En el vestíbulo de un hotel bastante lúgubre de Granada, ubicado en la periferia de la ciudad, Zerk y Mo apagaron el vetusto ordenador que acababan de consultar y se dirigieron con paso voluntariamente despreocupado hacia las escaleras. Nadie piensa en su propia manera de andar salvo cuando se siente vigilado, ya sea por la policía o por el amor. Y entonces nada es más difícil que recobrar la naturalidad perdida. Habían decidido evitar el ascensor, un lugar en que los pasajeros, a falta de algo mejor que hacer, tienen más tiempo que en otros sitios para observarlo a uno.

– No sé si es muy prudente ir a consultar Internet -dijo Mo cerrando de nuevo la puerta de la habitación.

– Cálmate, Mo. Nada es más llamativo que un tipo crispado. Al menos así tenemos la información que buscábamos.

– No creo que sea buena idea llamar al restaurante de Ordebec. ¿Cómo lo llamas?

– El Jabalí corredor. No, no llamamos. Es sólo una garantía en caso de lío. Ahora tenemos el nombre de la puta tienda de juegos y diábolos «Al hilo». Será pan comido conseguir el nombre del dueño y averiguar si tiene hijos. Más bien un chico, entre doce y dieciséis años.

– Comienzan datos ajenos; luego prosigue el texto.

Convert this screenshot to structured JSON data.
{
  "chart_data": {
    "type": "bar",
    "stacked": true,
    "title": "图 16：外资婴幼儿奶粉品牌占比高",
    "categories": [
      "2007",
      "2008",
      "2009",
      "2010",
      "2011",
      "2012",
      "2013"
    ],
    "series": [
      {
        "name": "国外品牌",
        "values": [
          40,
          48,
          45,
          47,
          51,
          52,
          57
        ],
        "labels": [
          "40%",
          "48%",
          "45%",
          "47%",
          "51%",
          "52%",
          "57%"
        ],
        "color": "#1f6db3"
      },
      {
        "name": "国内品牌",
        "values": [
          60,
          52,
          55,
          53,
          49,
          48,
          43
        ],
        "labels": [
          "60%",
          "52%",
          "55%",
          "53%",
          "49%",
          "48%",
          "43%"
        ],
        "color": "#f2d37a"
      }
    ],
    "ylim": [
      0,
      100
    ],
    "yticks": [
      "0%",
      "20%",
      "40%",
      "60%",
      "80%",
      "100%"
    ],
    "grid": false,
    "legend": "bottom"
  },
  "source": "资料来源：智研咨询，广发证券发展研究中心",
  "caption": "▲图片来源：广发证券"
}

– Un hijo -confirmó Mo-. Sería menos probable que una chica tuviera la idea de atar las patas a una paloma para hacerle sufrir.

– O meter fuego a un coche.

Mo se sentó en la cama, estiró las piernas, se aplicó a respirar lentamente. Tenía la impresión de que otro corazón le latía permanentemente en el estómago. Adamsberg le había explicado, en la casa de las vacas, que se trataba seguramente de pequeñas bolas de electricidad que se le colocaban a uno aquí o allí. Se puso la mano en el vientre para tratar de disiparlas, hojeó el periódico del día anterior.

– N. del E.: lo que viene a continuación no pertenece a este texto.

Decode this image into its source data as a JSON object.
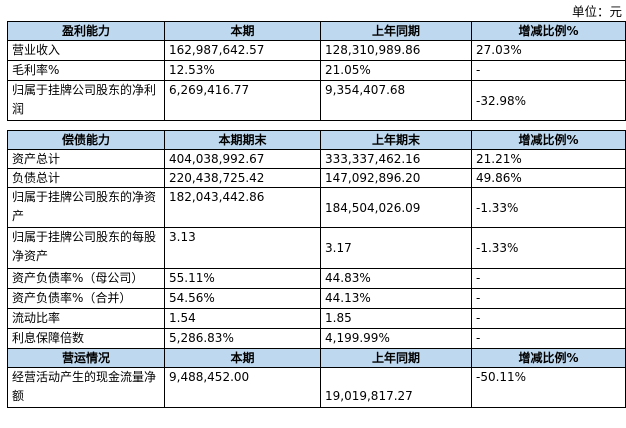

– En cambio, a una chica se le puede ocurrir reírse mientras mira al tío que ata a la paloma o que mete fuego a un coche -añadió Zerk-, ¿Alguna novedad en Ordebec?

– Nada. Pero pienso que tu padre debe de tener otra cosa que hacer que averiguar el nombre del dueño de la tienda de diábolos.

– No creo. Yo creo que el tío que torturó al palomo, el que mató en Ordebec y el que incendió a Clermont-Brasseur se pasean de la manita por su cabeza sin que él haga realmente una selección.

– Creía que no lo conocías.

– Ya, pero empiezo a tener la impresión de parecerme a él. Mañana, Mo, tenemos que salir a las nueve menos diez. Así todos los días. Hay que dar la impresión de que vamos a un trabajo regular. Eso si seguimos aquí mañana.

– Ah, ¿tú también te has fijado? -preguntó Mo masajeándose el vientre.

– ¿En el tipo que nos ha mirado abajo?

– Sí.

– Nos ha mirado mucho, ¿verdad?

– Sí. ¿Qué te sugiere?

– Un madero, Mo.

Zerk abrió la ventana para fumar fuera. Desde la habitación, sólo se veía un pequeño patio, gruesos tubos de salida de humos, ropa tendida y tejados de zinc. Tiró la colilla por la ventana, la miró aterrizar en la oscuridad.

– Mejor será que nos larguemos ahora -dijo.

Capítulo 33

Émeri había abierto, ufano, la doble puerta de su comedor Imperio, ansioso por captar las expresiones de sus invitados. Adamsberg pareció sorprendido pero indiferente -inculto, concluyó Émeri-, pero el asombro de Veyrenc y los comentarios admirativos de Danglard lo colmaron lo suficiente para borrar las últimas huellas del altercado del día. En realidad, si bien Danglard apreciaba la calidad del mobiliario, no le gustaba el exceso de esa reconstrucción demasiado meticulosa.